If there’s any lull to the first half of this album, it’s “A Day for Letting Go.” After four dynamic tunes in a row, this somewhat short ditty feels like generic Charlatans, but this is not a bad thing in and of itself. It’s merely what the band sounds like when they’re not pushing themselves as much. Nothing offensive, just nothing to really notice. Yet the title track following this tune makes up for the lapse in energy as it picks up the pace once again with its slightly Velvet Underground-like rhythm guitars, the return of the organ, and some pretty piano notes sprinkled on top.

The patented Charlatans organ comes into full bloom for the exciting “Missing Beats (of a Generation,” where once again things sound fresh and updated for today. The energy here is palpable. No, perhaps this is the best song on the album. Damn, it’s hard to pick when there’s so many. Unfortunately “My Name Is Despair” is not one of those in contention. The song musically sounds like its title. To that effect, the band succeeds. It’s just a bit of a letdown after the previous two tracks. However, “Bird” does much better in the drama department. It’s effective without being overwrought. Three cheers for economy!

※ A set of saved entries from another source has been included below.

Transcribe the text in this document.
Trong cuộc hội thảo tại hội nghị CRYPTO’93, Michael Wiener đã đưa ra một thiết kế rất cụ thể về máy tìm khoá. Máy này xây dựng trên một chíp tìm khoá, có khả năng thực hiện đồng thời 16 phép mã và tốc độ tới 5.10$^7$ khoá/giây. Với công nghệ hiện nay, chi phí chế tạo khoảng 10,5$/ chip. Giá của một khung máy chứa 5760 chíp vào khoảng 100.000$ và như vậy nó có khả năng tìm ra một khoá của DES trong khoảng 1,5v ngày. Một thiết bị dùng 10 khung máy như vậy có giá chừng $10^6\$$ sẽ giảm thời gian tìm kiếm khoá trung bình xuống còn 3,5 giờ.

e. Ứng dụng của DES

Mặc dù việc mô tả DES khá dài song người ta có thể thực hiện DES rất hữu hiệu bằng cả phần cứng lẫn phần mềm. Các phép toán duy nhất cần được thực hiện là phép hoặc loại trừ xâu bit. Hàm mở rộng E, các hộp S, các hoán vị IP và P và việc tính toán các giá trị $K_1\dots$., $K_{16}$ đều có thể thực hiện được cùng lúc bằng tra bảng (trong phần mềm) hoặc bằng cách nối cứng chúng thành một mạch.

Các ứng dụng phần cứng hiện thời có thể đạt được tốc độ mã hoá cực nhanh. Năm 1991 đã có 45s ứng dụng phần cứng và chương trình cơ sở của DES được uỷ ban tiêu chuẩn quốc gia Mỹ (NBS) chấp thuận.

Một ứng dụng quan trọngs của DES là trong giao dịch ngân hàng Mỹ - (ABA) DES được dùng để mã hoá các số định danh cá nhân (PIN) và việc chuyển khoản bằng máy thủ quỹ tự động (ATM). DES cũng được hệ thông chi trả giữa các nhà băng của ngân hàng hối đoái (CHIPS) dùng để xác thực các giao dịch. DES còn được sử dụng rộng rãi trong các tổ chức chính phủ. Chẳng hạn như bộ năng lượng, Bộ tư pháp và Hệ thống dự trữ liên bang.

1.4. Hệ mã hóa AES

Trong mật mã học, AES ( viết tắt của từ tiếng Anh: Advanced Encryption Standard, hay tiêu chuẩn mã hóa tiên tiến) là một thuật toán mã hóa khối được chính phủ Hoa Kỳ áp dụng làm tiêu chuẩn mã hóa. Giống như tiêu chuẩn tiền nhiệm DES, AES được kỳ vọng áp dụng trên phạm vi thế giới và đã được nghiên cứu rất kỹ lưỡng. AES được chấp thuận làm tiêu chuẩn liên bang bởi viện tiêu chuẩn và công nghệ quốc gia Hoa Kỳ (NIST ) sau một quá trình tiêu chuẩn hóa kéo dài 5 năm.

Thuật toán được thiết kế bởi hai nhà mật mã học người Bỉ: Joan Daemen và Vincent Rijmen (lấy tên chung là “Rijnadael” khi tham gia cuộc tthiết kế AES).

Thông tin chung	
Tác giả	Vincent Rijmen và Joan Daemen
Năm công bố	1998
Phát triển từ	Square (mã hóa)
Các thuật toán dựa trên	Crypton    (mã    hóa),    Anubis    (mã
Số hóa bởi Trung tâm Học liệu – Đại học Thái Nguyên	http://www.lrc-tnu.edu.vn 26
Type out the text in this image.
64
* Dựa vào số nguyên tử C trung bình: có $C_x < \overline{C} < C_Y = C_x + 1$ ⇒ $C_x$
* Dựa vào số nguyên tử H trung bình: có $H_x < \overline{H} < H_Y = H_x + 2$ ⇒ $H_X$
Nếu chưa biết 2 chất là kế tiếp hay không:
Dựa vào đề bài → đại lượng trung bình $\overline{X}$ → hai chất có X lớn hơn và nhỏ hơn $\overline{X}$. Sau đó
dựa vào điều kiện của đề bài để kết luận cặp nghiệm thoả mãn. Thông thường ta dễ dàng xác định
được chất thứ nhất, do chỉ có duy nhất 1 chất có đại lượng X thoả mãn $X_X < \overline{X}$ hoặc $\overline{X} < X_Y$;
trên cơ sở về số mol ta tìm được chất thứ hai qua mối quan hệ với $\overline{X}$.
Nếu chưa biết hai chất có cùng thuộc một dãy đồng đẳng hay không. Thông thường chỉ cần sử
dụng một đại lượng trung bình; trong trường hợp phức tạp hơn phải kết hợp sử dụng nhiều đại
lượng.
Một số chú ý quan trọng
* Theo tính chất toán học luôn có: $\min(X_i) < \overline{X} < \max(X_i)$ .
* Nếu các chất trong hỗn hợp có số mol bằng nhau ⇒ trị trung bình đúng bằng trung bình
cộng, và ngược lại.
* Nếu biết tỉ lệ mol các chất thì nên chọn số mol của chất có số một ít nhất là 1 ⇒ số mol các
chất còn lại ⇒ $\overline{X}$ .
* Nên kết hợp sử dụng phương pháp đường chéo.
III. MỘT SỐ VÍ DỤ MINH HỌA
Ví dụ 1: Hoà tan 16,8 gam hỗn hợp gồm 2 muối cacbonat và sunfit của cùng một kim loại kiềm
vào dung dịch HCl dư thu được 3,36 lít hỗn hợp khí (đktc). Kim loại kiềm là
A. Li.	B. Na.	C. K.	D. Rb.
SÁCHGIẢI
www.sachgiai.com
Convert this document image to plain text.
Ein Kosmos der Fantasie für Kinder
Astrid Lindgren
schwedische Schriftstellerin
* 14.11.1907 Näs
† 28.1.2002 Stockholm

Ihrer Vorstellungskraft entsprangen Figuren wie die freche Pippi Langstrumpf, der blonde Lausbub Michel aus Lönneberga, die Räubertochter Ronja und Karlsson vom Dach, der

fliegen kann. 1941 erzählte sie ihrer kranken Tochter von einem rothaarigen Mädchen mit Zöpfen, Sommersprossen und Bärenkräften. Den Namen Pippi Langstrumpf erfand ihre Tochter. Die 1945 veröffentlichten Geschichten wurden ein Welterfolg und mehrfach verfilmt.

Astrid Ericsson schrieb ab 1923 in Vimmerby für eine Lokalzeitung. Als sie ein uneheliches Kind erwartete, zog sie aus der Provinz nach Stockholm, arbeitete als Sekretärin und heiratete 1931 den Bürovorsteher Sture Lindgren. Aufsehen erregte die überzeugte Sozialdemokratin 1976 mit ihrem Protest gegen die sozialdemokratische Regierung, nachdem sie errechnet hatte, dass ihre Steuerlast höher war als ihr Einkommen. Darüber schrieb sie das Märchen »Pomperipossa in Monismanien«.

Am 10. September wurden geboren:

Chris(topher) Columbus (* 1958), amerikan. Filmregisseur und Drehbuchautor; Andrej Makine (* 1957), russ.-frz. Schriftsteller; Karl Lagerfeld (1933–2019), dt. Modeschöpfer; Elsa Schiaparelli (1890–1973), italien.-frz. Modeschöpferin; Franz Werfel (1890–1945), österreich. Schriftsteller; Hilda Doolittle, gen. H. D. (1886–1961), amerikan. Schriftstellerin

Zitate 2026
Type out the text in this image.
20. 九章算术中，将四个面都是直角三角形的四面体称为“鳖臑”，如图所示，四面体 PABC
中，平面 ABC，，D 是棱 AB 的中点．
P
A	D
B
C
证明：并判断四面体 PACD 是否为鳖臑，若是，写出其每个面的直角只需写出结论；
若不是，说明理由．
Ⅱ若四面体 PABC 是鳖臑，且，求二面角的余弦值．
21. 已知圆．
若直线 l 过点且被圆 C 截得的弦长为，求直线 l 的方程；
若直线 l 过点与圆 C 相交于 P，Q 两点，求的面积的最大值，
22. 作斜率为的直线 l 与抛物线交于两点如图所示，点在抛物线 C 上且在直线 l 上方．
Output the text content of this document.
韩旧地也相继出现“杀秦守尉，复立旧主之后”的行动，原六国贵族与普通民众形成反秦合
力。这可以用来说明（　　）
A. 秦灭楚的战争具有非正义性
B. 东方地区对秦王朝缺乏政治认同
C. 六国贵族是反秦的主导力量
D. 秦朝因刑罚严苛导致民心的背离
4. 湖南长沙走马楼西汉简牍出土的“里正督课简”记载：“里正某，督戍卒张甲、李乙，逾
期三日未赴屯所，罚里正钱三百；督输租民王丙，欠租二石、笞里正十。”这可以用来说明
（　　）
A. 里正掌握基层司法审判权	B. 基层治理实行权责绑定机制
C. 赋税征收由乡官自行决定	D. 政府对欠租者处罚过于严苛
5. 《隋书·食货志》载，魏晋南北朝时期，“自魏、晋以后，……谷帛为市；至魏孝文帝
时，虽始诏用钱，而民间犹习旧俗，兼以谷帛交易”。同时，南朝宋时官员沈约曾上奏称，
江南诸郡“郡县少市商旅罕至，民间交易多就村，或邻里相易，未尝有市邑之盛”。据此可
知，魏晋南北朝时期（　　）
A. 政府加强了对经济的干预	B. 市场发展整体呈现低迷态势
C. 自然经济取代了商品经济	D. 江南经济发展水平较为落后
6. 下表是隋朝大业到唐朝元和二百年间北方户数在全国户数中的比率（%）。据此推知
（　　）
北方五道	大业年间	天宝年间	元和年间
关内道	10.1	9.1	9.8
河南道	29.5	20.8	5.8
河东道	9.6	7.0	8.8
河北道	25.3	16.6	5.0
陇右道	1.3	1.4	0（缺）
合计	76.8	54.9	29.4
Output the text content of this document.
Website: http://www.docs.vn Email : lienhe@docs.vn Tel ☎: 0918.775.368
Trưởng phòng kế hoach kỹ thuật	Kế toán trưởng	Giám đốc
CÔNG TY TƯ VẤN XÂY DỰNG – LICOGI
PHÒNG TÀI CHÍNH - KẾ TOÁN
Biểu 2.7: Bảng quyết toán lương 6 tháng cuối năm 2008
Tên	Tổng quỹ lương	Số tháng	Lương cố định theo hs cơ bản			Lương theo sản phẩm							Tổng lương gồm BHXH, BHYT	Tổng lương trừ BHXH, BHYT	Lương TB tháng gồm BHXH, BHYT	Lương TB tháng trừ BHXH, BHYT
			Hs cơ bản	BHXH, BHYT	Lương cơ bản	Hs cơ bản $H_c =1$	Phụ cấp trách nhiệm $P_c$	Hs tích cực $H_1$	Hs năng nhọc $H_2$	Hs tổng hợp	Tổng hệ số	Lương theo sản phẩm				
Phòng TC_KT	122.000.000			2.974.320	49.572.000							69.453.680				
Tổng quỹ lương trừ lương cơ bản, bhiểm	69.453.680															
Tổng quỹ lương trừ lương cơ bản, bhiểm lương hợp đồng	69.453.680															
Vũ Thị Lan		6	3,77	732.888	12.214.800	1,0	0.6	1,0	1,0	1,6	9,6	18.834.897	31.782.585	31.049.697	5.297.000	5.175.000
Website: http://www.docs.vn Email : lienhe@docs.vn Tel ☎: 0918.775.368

You Cross My Path closes with “This Is the End,” a nifty bit of pop drone featuring the dusty old organ and some nice vocals. One hundred percent approved for fans -- a super album with only a couple missteps. Who could ask for more from some fine old stalwarts? What’s more, this “deluxe edition” features an entire second disc filled with live takes (five of this album’s songs, plus “Margin of Sanity” and “Acid in the Sea”) and two music videos (“Oh! Vanity” and “You Cross My Path”). All in all, this is a very nice package for the fan as well as the new listener. It’s nice to hear the Charlatans making such a strong comeback (indeed, this album was originally released online free to the masses and was a rousing success). Hopefully they’ll be around for another 10 years, and making music this good.